I can generate examples where $\hat J_A(B) \not= J(B)$: let $A$ be any ring with $J(A) \not= Rad(A)$ and take $b \in J(A)$ not nilpotent and $B = A[X]$. It is well known that units in $B$ are the polynomials where the constant term is a unit and all other coefficients are nilpotent. So $b \in \hat J_A(B)$ but $b \notin J(B)$ since $1 + b \cdot X$ is not a unit.

These examples are all using non-Jacobson rings, so my question is:

**Question** Is there a ring extension $A \subset B$ with $\hat J_A(B) \not= J(B)$ and $B$ a Jacobson ring? Furthermore, how nice can $A$ and $B$ be? E.g., is it possible that $B$ is finitely generated over $A$ and $A$ is a localization of a finitely generated algebra over $\mathbb{C}$?

*Edit:* I previously asked whether $A$ and $B$ can be finitely generated over $\mathbb{C}$. This can't be the case: Suppose $b \in \hat J_A(B)$ and let $\mathfrak{m}$ be a maximal ideal of $B$. By the Nullstellensatz, $B/\mathfrak{m} \cong \mathbb{C}$. If $b \notin \mathfrak{m}$, we easily obtain $z \in \mathbb{C} \subset A$ with $1 + z \cdot b \in \mathfrak{m}$, which would be a contradiction. With a bit of work I think I can extent it to exclude $A$ Jacobson and $B$ finitely generated over $A$. In fact $A$ is Jacobson if and only if $\hat J_A(B) = J(B)$ for all finitely generated $A$-algebras.

*Edit2 (in response to darij's comment):*

$\bar J_A(B)$ is in general not even closed under addition: If $k \subset l$ is any field extension, then $J_k(l) = l \setminus k^\times$.

$\hat J_A(B)$ is obviously a $A$-submodule of B. It is an ideal of B if and only if $\hat J_A(B) = J(B)$ holds.
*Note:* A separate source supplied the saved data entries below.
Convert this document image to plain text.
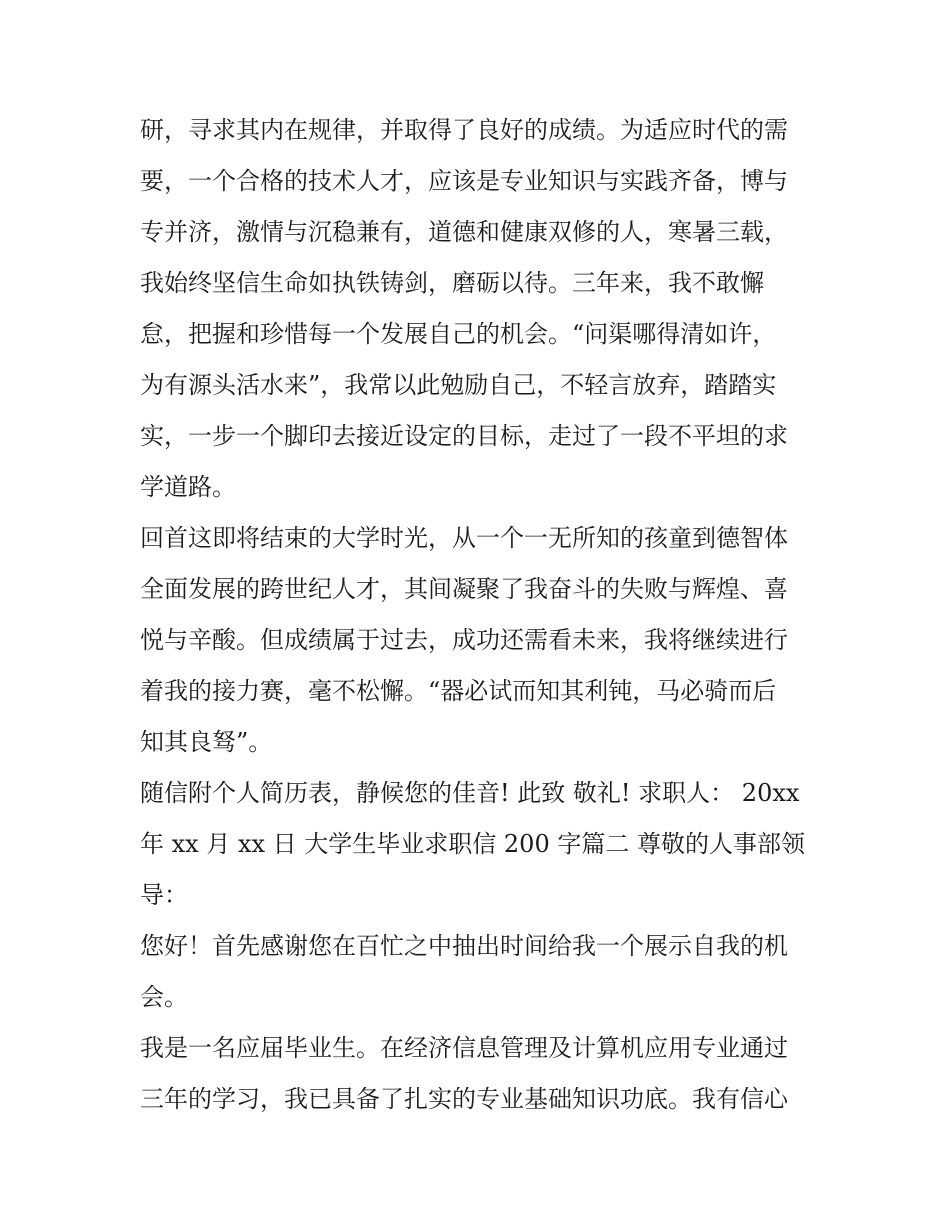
研，寻求其内在规律，并取得了良好的成绩。为适应时代的需
要，一个合格的技术人才，应该是专业知识与实践齐备，博与
专并济，激情与沉稳兼有，道德和健康双修的人，寒暑三载，
我始终坚信生命如执铁铸剑，磨砺以待。三年来，我不敢懈
怠，把握和珍惜每一个发展自己的机会。“问渠哪得清如许，
为有源头活水来”，我常以此勉励自己，不轻言放弃，踏踏实
实，一步一个脚印去接近设定的目标，走过了一段不平坦的求
学道路。
回首这即将结束的大学时光，从一个一无所知的孩童到德智体
全面发展的跨世纪人才，其间凝聚了我奋斗的失败与辉煌、喜
悦与辛酸。但成绩属于过去，成功还需看未来，我将继续进行
着我的接力赛，毫不松懈。“器必试而知其利钝，马必骑而后
知其良驽”。
随信附个人简历表，静候您的佳音! 此致 敬礼! 求职人： 20xx
年 xx 月 xx 日 大学生毕业求职信 200 字篇二 尊敬的人事部领
导：
您好！首先感谢您在百忙之中抽出时间给我一个展示自我的机
会。
我是一名应届毕业生。在经济信息管理及计算机应用专业通过
三年的学习，我已具备了扎实的专业基础知识功底。我有信心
With some calculation you can show that $\hat J_A(B)$ is closed under multiplication in the sense that if $b_1, b_2 \in \hat J_A(B)$, then $b_1 \cdot b_2 \in \hat J_A(B)$. In particular, for $b \in \hat J_A(B)$, all positive powers $b^n$ are again in $\hat J_A(B)$.

This actually motivates a third variant: $$ \tilde J_A(B) =\{ b \in B \mid \forall f \in A[X], f(0) = 1 \colon \quad f(b) \text{ is a unit in } B \}\text{.}$$ This fits in as follows: $$ \bar J_A(B) \supseteq \tilde J_A(B) \supseteq \hat J_A(B) \supseteq J(B)$$ It is again representable but not closed under addition in general (consider $\mathbb C \subset \mathbb C(X)$), and I can show the following:

- If $B$ is an integral $A$-algebra, then $\tilde J_A(B) = \hat J_A(B) = J(B)$.
- $A$ is Jacobson if and only if $\tilde J_A(B) = \hat J_A(B) = J(B)$ for all finitely generated A-algebras B.